Scobinancistrus aureatus – Golden Pleco
Scobinancistrus aureatus was described in 1994 by Burgess. Their common name is Golden Pleco. Before they were officially described, they were given the temporary L014 number. This L number has expired after the official description.
Some scientists have placed this species in the genus Panaque (Panaque aureatus), because of the spoon-shaped teeth that this species has in common with those Armored catfish. However, this classification does not seem to be generally accepted (yet).
Scobinancistrus aureatus can reach a total length of about 30 to 40 centimetres. They are dark brown with gold / yellow dots. Their sucker mouth is yellow and their belly is whitish. The fins show the same dot pattern. Only the dorsal and anal fins are trimmed with a yellow band at the rear.
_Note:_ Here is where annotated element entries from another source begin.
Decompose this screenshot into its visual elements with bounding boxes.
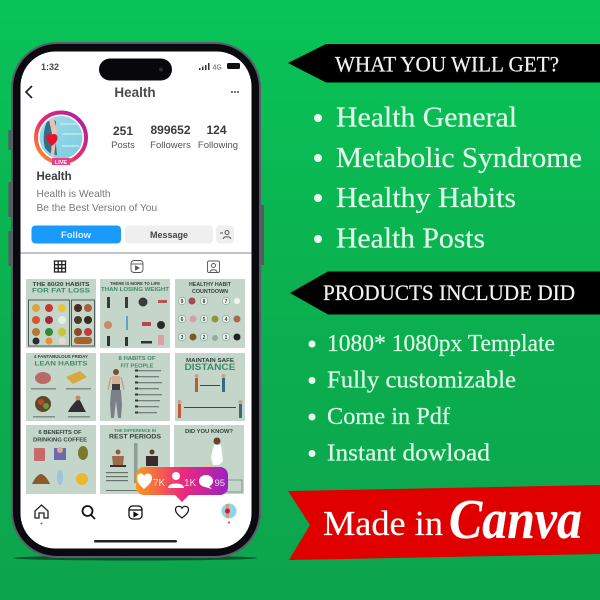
list: products include bbox=[308, 331, 555, 466]
action buttons: Message bbox=[150, 230, 188, 240]
banner: products include bbox=[290, 272, 600, 314]
tile: rest periods: THE DIFFERENCE IN bbox=[114, 428, 156, 433]
action buttons bbox=[32, 226, 234, 244]
likes badge bbox=[136, 467, 228, 502]
status bar: 1:32 bbox=[41, 62, 59, 72]
profile header bbox=[26, 85, 239, 100]
tile: countdown: 1 bbox=[225, 335, 228, 341]
tab icons bbox=[54, 260, 220, 272]
likes badge: 7K bbox=[153, 478, 166, 489]
list: products include: 1080* 1080px Template bbox=[327, 331, 555, 357]
profile stats bbox=[111, 123, 238, 151]
profile stats: Posts bbox=[111, 140, 135, 151]
tile: rest periods bbox=[100, 425, 170, 494]
bio: Be the Best Version of You bbox=[36, 203, 157, 214]
tile: safe distance: MAINTAIN SAFE bbox=[186, 358, 234, 364]
tile: countdown: 4 bbox=[225, 317, 228, 323]
list: products include: Come in Pdf bbox=[327, 404, 450, 430]
tile: countdown: 8 bbox=[203, 299, 206, 305]
tile: coffee bbox=[26, 425, 96, 494]
tile: fit people bbox=[100, 353, 170, 421]
likes badge: 95 bbox=[214, 478, 225, 489]
tile: countdown: 9 bbox=[181, 299, 184, 305]
list: what you will get: Health Posts bbox=[336, 224, 485, 254]
tile: countdown: COUNTDOWN bbox=[192, 289, 228, 295]
likes badge: 1K bbox=[184, 478, 197, 489]
tile: did you know: DID YOU KNOW? bbox=[185, 429, 234, 435]
tile: lean habits: 4 FANTABULOUS FRIDAY bbox=[34, 354, 88, 359]
status bar bbox=[41, 58, 240, 80]
banner: products include: PRODUCTS INCLUDE DID bbox=[323, 280, 575, 305]
status bar: 4G bbox=[212, 64, 222, 72]
banner: what you will get: WHAT YOU WILL GET? bbox=[335, 52, 559, 76]
tile: lean habits: LEAN HABITS bbox=[34, 360, 88, 368]
list: products include: Instant dowload bbox=[327, 440, 490, 466]
bio bbox=[36, 171, 157, 214]
tile: more to life bbox=[100, 279, 170, 348]
profile stats: 124 bbox=[206, 123, 227, 137]
tile: more to life: THAN LOSING WEIGHT bbox=[101, 287, 170, 293]
tile: did you know bbox=[174, 425, 244, 494]
tile: coffee: DRINKING COFFEE bbox=[33, 438, 87, 444]
tile: countdown bbox=[175, 279, 245, 348]
action buttons: Follow bbox=[61, 230, 92, 241]
bio: Health is Wealth bbox=[36, 189, 110, 200]
list: what you will get bbox=[314, 102, 582, 254]
profile header: Health bbox=[114, 85, 156, 100]
banner: what you will get bbox=[288, 44, 600, 82]
list: what you will get: Health General bbox=[336, 102, 517, 134]
profile stats: 899652 bbox=[150, 123, 191, 137]
tile: countdown: HEALTHY HABIT bbox=[189, 282, 231, 288]
phone bbox=[8, 42, 264, 560]
avatar bbox=[36, 112, 86, 166]
tile: fit people: FIT PEOPLE bbox=[120, 364, 154, 370]
tile: fit people: 8 HABITS OF bbox=[118, 356, 156, 362]
tile: safe distance bbox=[175, 353, 245, 421]
tile: more to life: THERE IS MORE TO LIFE bbox=[110, 281, 161, 287]
tile: countdown: 6 bbox=[181, 317, 184, 323]
avatar: LIVE bbox=[55, 160, 67, 166]
profile stats: Following bbox=[198, 140, 238, 151]
tile: lean habits bbox=[26, 353, 96, 421]
tile: safe distance: DISTANCE bbox=[184, 362, 236, 372]
list: products include: Fully customizable bbox=[327, 368, 516, 394]
tile: countdown: 3 bbox=[181, 335, 184, 341]
tile: countdown: 5 bbox=[203, 317, 206, 323]
tile: coffee: 6 BENEFITS OF bbox=[38, 430, 82, 436]
list: what you will get: Healthy Habits bbox=[336, 183, 516, 214]
tile: countdown: 7 bbox=[225, 299, 228, 305]
ribbon: made in canva: Made in bbox=[323, 504, 443, 543]
profile stats: 251 bbox=[113, 124, 133, 138]
home indicator bbox=[94, 540, 177, 542]
tile: rest periods: REST PERIODS bbox=[109, 434, 162, 440]
tile: 80/20 habits: FOR FAT LOSS bbox=[32, 288, 91, 294]
tile: countdown: 2 bbox=[203, 335, 206, 341]
tile: 80/20 habits: THE 80/20 HABITS bbox=[32, 282, 90, 288]
bottom navigation bbox=[35, 504, 236, 524]
tile: 80/20 habits bbox=[26, 279, 96, 348]
list: what you will get: Metabolic Syndrome bbox=[336, 143, 582, 174]
bio: Health bbox=[36, 171, 72, 183]
ribbon: made in canva: Canva bbox=[449, 489, 582, 551]
profile stats: Followers bbox=[150, 140, 191, 151]
ribbon: made in canva bbox=[288, 485, 600, 560]
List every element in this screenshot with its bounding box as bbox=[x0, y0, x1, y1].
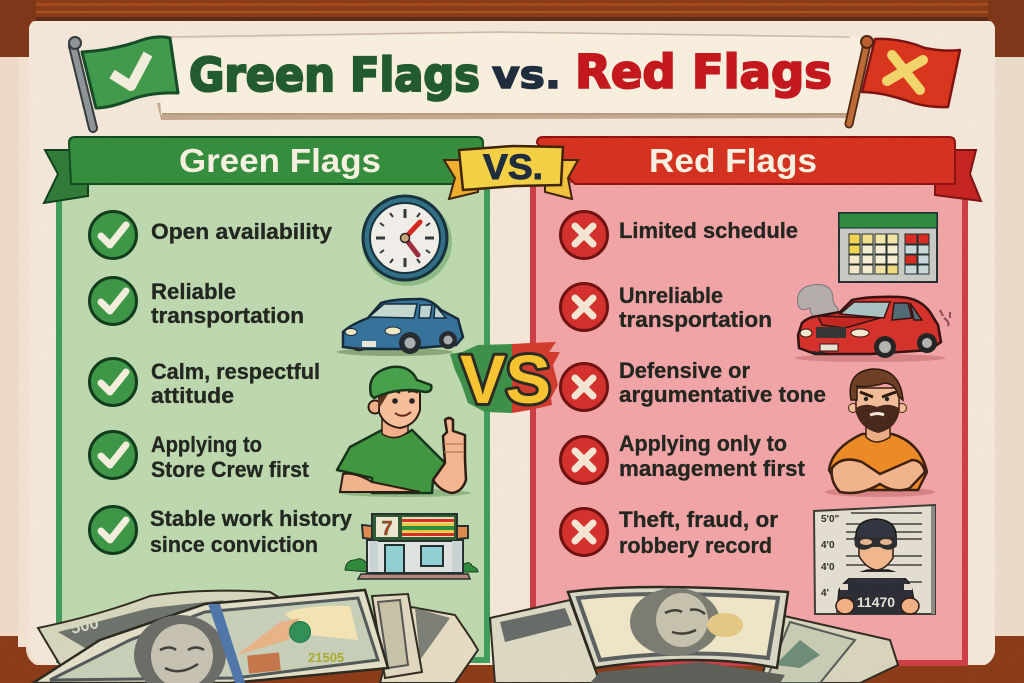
item: stable work history: Stable work history bbox=[150, 506, 353, 531]
icon: convenience store: 7 bbox=[381, 518, 393, 540]
item: open availability: Open availability bbox=[151, 219, 333, 244]
item: unreliable transportation bbox=[560, 283, 772, 332]
money pile: left: 500 bbox=[69, 613, 101, 638]
item: defensive tone: Defensive or bbox=[619, 358, 750, 383]
icon: broken red car with smoke bbox=[794, 284, 950, 362]
big VS emblem: VS bbox=[460, 341, 551, 418]
icon: convenience store bbox=[345, 514, 478, 579]
item: management first bbox=[560, 431, 806, 484]
item: defensive tone: argumentative tone bbox=[619, 382, 826, 407]
icon: mugshot thief: 5'0" bbox=[821, 514, 840, 525]
item: theft record bbox=[560, 507, 778, 558]
item: limited schedule: Limited schedule bbox=[619, 218, 798, 243]
title: vs. bbox=[492, 53, 561, 97]
item: stable work history: since conviction bbox=[150, 532, 318, 557]
vs ribbon: VS. bbox=[483, 148, 543, 187]
icon: green flag with check bbox=[69, 37, 178, 128]
item: defensive tone bbox=[560, 358, 826, 410]
item: unreliable transportation: Unreliable bbox=[619, 283, 723, 308]
icon: clock bbox=[362, 196, 452, 286]
red ribbon heading: Red Flags bbox=[649, 142, 817, 179]
item: reliable transportation bbox=[90, 278, 304, 328]
item: store crew first: Store Crew first bbox=[151, 457, 310, 482]
item: open availability bbox=[90, 212, 333, 258]
item: reliable transportation: transportation bbox=[151, 303, 304, 328]
icon: man with green cap and thumbs up bbox=[337, 367, 471, 497]
item: unreliable transportation: transportation bbox=[619, 307, 772, 332]
item: calm attitude bbox=[90, 358, 320, 408]
icon: mugshot thief: 4'0 bbox=[821, 562, 835, 573]
item: store crew first bbox=[90, 432, 310, 482]
title: Red Flags bbox=[575, 45, 832, 99]
panel: red flags bbox=[533, 137, 981, 663]
icon: blue car bbox=[337, 299, 463, 356]
icon: mugshot thief: 11470 bbox=[857, 594, 895, 610]
item: reliable transportation: Reliable bbox=[151, 279, 236, 304]
green ribbon heading bbox=[44, 137, 483, 203]
red ribbon heading bbox=[537, 137, 981, 201]
item: store crew first: Applying to bbox=[151, 432, 262, 457]
panel: green flags bbox=[44, 137, 487, 660]
icon: mugshot thief bbox=[814, 505, 935, 614]
item: calm attitude: attitude bbox=[151, 383, 234, 408]
money pile: right bbox=[490, 587, 898, 683]
vs ribbon bbox=[444, 146, 578, 199]
item: theft record: robbery record bbox=[619, 533, 772, 558]
green ribbon heading: Green Flags bbox=[179, 142, 381, 179]
item: management first: management first bbox=[619, 456, 806, 481]
item: stable work history bbox=[90, 506, 353, 557]
title banner bbox=[157, 32, 860, 120]
money pile: left: 21505 bbox=[308, 650, 344, 665]
item: calm attitude: Calm, respectful bbox=[151, 359, 320, 384]
title: Green Flags bbox=[189, 48, 480, 102]
money pile: left bbox=[33, 590, 478, 683]
title bbox=[189, 45, 832, 102]
icon: mugshot thief: 4' bbox=[821, 588, 829, 599]
icon: red flag with cross bbox=[849, 36, 960, 124]
icon: calendar bbox=[839, 213, 937, 282]
item: theft record: Theft, fraud, or bbox=[619, 507, 778, 532]
item: management first: Applying only to bbox=[619, 431, 787, 456]
item: limited schedule bbox=[560, 212, 798, 258]
icon: angry bearded man bbox=[825, 369, 935, 497]
icon: mugshot thief: 4'0 bbox=[821, 540, 835, 551]
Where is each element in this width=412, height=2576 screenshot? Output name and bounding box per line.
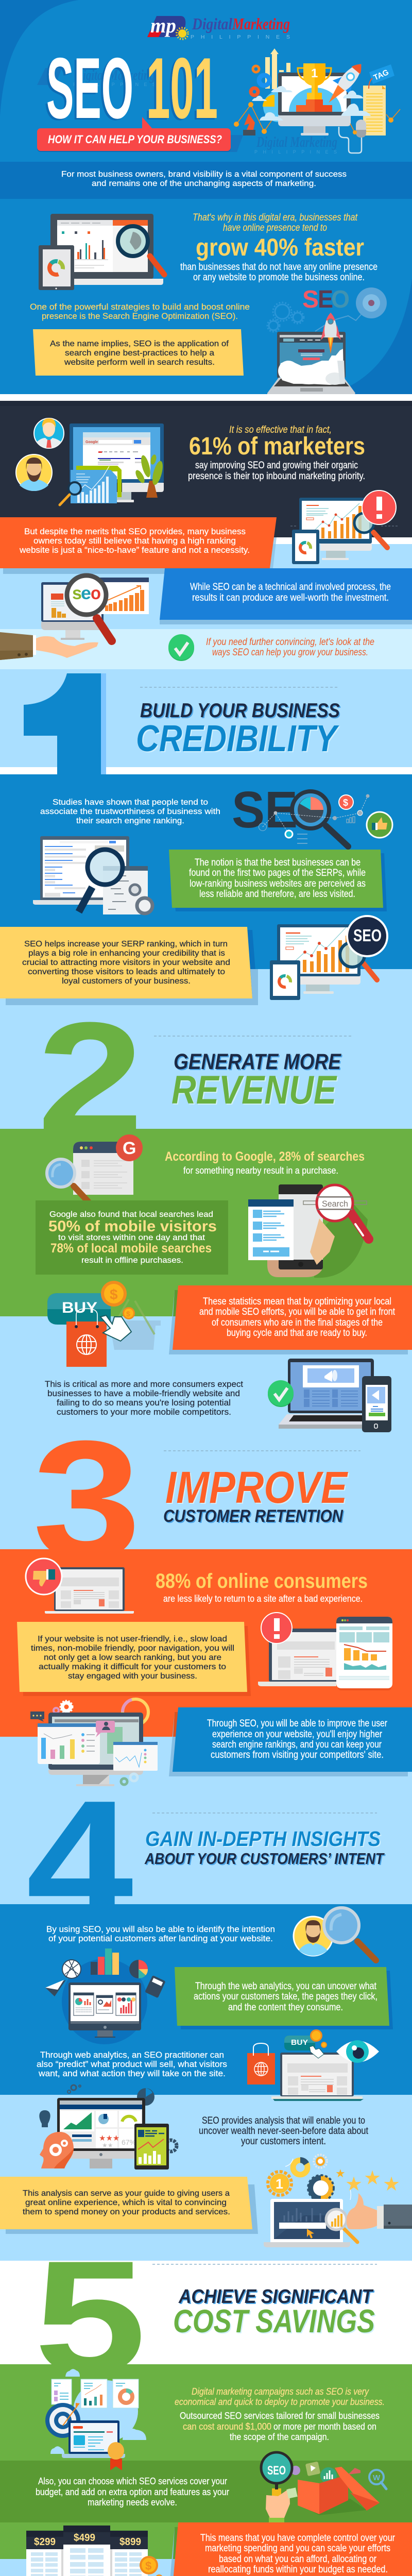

As long as enough hiding places are offered, the Sunshine Pleco is a fairly peaceful and unproblematic fish that can be kept with a wide variety of fish. At first, this species tends to stay hidden during the daytime, to become active and start foraging for food once dusk sets in. But once acclimatized, however, they often emerge during day time too.
Sunshine Pleco’s can be kept solitary as well as with its own kind or other robust bottom-dwelling fish. If a small group of these fish are kept together, it’s very important to assure that all fish have enough room to set up territories of their own and that enough hiding places (plants, rocks, wood) are present. If not, this generally peaceful fish can become stressed and develop a rather nasty, aggressive disposition towards its own kind as well as other bottom dwellers – and because of its impressive set of teeth, it can inflict serious, sometimes even fatal injuries!
South America: Rio Iriri, Rio Xingú (Altamira, Ilha da Fazenda), Pará, Brazil.
Like all members of the genus Scobinancistrus, the Sunshine Pleco is predominantly carnivorous: a quick glance at the impressive set of teeth will remove any last trace of doubt.
A vast array of different meaty foods are readily accepted: carnivore pellets, insect larvae (blood worms, mosquito larvae), tubifex, krill, fresh shrimp, mussel and fish meat. Once conditioned this fish usually takes algae tablets with equal enthusiasm, and often even nibbles on vegetable matter.
Other than that, this fish sporadically feeds on ‘Aufwuchs’, the organic matter that forms on submerged surfaces (plants, rocks, wood, aquarium walls), and often it will also take food remains left behind by tank mates, as well as soft wood.
This large, brightly coloured (what’s in a name) catfish-species prefers a dimly lit tank with a good number of hiding places, either created with plants, driftwood, rocks or artificial (pleco spawning) caves. To keep more than one specimen in the same tank, or together with other bottom-dwelling fish, you need at least a 60×20″ (150x50cm.) tank: this fish can become very territorial, and when suitable hiding places are lacking, it can be aggressive towards other bottom dwellers. When kept as only catfish in an aquarium, a tank size of 48×18″ (120x45cm.) is sufficient for an adult specimen. Juveniles can be raised in smaller tanks, the minimum tank size being 23×12″ (80x30cm).
The Sunshine Pleco does best in soft, slightly acidic to neutral water (pH 5.0-7,5), heavy oxygenation and a lot of underwater currents, but can adapt to somewhat less favourable conditions if acclimatized slowly and with care. A powerful filter system is required to cope with large amounts of waste this fish produces due to its high-protein diet.